Réseau Carel s’inquiétait également du fait que les conditions proposées aux bibliothèques par la majorité des groupes éditoriaux, à l’exception d’Immatériel, ne prédisposaient pas à des achats de titres de la longue traîne, même si nombre d’entre elles utilisent le prêt numérique comme appoint à leur offre papier pour les nouveautés. Cela apparaissait d’autant plus regrettable que les éditeurs reconnaissent, lors des rencontres avec Réseau Carel, qu’à part pour une petite partie de ce catalogue, ils ne parviennent plus à obtenir des ventes significatives des titres de leurs fonds aux particuliers.

Il s’est avéré par la suite que les obstacles techniques n’étaient pas insurmontables à la condition que les bibliothécaires soient bien formés pour aider les usagers sur le terrain et en ligne. D’ailleurs, le Québec, avec un modèle similaire et sans simultanéité, a réussi à effectuer plusieurs millions de prêts en moins de cinq ans. La DRM d’Adobe constitue toutefois sinon un obstacle, du moins un frein au développement de PNB. En effet, le réseau de lecture publique belge a relevé que la moitié des demandes d’aide qui sont transmises à l’assistance en ligne sont liées à la DRM d’Adobe.

Le rôle de Réseau Carel dans les négociations avec les éditeurs

Réseau Carel (Coopération pour l’acquisition de ressources électroniques en ligne)[9] est une association qui fut constituée comme telle en 2012. Elle est soutenue par la Bibliothèque publique d’information à Paris, et ses membres sont institutionnels (bibliothèques, réseaux de bibliothèques ou de centres de documentation). L’objectif principal de Réseau Carel tient à la négociation en faveur de ses membres de meilleurs prix et conditions de manière générale concernant les offres de ressources numériques aux bibliothèques. L’association organise également chaque année une importante journée d’étude consacrée à un type de ressource numérique ou à un sujet lié aux ressources numériques.
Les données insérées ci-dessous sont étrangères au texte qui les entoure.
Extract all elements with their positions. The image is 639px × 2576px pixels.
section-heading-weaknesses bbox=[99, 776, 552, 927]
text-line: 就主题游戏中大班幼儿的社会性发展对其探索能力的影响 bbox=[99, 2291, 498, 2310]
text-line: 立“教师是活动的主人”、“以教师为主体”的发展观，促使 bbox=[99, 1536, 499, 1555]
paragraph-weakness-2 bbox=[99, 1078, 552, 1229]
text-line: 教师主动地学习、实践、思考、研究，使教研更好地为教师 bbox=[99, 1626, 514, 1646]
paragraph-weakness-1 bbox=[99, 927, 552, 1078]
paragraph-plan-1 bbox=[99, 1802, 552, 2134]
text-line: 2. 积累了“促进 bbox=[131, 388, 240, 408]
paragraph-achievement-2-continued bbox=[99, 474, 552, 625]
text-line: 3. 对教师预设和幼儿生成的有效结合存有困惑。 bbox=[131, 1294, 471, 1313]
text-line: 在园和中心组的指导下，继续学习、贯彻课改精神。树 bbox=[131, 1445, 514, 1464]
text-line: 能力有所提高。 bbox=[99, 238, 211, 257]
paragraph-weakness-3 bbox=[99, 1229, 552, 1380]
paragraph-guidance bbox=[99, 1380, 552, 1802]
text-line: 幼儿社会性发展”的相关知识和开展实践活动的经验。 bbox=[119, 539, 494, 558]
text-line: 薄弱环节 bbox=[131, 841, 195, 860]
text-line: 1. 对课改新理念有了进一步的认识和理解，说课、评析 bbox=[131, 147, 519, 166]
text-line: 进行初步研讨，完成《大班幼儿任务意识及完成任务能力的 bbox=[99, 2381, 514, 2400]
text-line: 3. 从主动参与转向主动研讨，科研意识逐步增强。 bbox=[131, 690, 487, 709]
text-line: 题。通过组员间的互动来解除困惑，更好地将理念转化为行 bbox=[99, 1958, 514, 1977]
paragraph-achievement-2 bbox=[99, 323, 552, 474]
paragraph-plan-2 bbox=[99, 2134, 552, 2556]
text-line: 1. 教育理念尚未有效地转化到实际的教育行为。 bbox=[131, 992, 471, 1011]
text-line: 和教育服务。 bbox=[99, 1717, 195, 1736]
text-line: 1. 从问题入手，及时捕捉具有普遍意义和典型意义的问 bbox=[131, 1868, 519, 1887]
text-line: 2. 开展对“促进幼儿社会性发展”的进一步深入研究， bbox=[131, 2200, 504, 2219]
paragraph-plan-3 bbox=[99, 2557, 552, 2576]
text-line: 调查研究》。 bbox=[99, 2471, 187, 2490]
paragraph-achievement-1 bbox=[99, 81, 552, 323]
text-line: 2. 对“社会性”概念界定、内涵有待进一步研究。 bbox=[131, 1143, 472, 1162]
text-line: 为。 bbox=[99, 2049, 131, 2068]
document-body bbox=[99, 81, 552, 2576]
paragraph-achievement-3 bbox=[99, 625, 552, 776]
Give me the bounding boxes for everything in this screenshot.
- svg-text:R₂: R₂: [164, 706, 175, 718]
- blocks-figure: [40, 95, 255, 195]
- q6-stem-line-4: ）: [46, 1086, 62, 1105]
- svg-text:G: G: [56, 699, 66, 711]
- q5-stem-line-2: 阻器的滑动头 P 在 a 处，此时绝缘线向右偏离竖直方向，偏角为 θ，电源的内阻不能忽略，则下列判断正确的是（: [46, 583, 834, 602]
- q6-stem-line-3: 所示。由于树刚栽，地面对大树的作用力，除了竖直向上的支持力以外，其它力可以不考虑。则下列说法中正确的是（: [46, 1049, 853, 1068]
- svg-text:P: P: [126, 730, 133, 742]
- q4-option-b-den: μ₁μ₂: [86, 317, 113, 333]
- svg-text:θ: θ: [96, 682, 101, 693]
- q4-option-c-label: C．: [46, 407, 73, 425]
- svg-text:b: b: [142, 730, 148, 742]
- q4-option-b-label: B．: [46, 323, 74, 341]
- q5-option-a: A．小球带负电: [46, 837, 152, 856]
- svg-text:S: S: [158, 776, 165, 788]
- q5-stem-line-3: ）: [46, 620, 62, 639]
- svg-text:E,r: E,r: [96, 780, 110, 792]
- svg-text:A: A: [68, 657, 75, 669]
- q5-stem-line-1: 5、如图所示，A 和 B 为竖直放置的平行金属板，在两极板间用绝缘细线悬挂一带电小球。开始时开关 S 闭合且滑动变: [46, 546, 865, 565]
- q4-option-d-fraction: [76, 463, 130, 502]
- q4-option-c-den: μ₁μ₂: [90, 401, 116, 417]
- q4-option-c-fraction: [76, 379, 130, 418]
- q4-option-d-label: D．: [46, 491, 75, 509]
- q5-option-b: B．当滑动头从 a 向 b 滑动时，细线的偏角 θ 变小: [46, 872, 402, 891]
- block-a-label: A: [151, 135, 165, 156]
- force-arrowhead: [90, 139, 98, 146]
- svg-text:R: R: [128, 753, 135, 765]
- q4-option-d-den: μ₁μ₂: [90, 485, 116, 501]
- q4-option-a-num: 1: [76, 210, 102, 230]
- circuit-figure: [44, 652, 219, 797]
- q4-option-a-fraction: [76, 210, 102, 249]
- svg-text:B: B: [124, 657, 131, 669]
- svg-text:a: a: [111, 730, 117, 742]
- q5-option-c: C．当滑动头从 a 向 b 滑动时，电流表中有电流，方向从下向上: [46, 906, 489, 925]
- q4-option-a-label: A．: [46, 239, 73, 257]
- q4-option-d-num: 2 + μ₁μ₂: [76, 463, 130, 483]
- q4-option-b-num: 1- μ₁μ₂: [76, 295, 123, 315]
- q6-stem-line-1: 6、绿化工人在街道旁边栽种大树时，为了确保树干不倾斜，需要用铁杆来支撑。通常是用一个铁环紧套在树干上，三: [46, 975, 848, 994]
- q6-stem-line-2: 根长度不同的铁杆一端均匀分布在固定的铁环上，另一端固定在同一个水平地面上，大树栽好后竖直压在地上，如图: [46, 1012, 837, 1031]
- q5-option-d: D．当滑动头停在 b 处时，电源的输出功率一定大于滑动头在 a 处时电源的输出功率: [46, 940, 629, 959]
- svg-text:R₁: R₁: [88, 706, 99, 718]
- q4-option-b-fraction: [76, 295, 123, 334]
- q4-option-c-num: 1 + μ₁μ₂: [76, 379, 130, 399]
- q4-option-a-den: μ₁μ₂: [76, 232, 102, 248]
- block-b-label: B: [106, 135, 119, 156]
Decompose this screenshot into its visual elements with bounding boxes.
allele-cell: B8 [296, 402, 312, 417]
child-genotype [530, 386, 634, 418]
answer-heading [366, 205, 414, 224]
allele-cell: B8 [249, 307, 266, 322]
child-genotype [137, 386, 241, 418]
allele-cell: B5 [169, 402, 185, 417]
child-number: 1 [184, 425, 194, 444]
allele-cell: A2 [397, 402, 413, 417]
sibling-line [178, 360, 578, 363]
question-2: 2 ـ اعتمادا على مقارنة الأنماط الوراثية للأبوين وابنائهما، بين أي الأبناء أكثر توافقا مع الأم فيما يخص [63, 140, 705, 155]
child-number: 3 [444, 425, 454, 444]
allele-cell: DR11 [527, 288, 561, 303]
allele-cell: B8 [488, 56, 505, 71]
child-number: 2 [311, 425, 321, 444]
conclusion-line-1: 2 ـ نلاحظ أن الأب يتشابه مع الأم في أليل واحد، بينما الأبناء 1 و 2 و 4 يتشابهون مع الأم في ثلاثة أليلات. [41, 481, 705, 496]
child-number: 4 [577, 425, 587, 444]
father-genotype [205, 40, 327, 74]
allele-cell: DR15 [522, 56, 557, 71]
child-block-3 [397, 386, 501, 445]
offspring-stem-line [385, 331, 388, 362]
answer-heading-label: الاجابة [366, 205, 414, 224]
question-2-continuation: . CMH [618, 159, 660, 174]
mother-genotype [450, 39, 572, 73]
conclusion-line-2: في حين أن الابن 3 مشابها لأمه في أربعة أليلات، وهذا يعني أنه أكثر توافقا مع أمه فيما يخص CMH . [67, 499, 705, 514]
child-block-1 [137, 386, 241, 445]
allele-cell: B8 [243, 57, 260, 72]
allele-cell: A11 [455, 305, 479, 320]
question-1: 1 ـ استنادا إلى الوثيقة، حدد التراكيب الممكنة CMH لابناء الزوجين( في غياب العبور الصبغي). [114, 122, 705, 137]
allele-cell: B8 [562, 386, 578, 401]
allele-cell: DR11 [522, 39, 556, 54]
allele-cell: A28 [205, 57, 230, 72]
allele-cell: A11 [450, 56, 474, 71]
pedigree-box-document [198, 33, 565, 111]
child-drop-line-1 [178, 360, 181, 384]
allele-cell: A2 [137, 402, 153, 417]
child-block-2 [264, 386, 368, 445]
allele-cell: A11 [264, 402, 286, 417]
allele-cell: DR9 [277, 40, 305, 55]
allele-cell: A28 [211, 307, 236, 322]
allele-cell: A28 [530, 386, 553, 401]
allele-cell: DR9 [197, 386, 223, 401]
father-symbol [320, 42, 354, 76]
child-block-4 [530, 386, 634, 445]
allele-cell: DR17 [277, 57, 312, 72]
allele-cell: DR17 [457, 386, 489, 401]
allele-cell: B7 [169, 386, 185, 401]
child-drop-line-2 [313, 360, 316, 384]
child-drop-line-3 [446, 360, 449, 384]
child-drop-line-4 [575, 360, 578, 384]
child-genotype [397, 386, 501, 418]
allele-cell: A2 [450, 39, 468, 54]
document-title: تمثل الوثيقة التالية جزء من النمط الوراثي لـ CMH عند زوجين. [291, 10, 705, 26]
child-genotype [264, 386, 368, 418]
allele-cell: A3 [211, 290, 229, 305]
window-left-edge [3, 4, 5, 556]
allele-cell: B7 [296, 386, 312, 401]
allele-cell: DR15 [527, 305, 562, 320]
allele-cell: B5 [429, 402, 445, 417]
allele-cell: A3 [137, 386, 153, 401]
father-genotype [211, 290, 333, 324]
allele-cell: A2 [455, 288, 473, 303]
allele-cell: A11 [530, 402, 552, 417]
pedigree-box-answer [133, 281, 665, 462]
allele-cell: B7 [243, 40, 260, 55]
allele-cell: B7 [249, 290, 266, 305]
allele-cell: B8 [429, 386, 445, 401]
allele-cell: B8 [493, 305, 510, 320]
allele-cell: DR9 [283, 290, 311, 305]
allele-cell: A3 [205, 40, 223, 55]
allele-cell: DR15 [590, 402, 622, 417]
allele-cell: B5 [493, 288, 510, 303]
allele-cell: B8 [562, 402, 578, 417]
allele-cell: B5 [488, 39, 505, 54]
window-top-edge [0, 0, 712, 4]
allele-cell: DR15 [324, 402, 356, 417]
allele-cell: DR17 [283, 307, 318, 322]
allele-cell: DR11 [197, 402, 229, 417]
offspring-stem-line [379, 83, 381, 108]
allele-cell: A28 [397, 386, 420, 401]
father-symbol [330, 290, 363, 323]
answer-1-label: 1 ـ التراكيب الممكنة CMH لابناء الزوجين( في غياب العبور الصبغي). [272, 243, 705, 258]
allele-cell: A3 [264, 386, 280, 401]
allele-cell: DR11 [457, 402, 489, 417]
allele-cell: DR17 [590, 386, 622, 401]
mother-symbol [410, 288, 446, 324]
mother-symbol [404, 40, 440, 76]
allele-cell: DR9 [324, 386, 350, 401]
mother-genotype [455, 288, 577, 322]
La dernière en date, en octobre 2020, fut d’ailleurs consacrée aux livres numériques[10].

L’association regroupe actuellement près de 350 institutions et réseaux d’institutions, parmi lesquels de nombreuses bibliothèques (y compris départementales de prêt), mais aussi l’ensemble du réseau des bibliothèques publiques francophones belges (400 bibliothèques) et le réseau des bibliothèques de l’Institut français à l’étranger (plus de cent sites).

Réseau Carel joue un rôle important dans les négociations avec les distributeurs et les groupes éditoriaux au sein du projet PNB en tant que représentant principal des bibliothèques dans ces échanges avec les fournisseurs de contenus. L’association porte aussi la voix des bibliothécaires et des bibliothèques dans les échanges intersectoriels du livre numérique auprès du ministère de la Culture, de Dilicom et d’EDRlab[11].

Réseau Carel a en effet largement contribué à l’évolution de l’offre PNB quant à l’autorisation des bibliothèques départementales de prêt (BDP) d’entrer dans le dispositif, à l’élargissement des catalogues proposés par les différents éditeurs et à la disparition quasi complète de l’hétérogénéité des conditions des offres des éditeurs au sein d’un même groupe. L’association a également largement contribué à l’évolution de l’offre des éditeurs vers des durées de licences plus longues et des lots de jetons plus petits (entre 20 et 30).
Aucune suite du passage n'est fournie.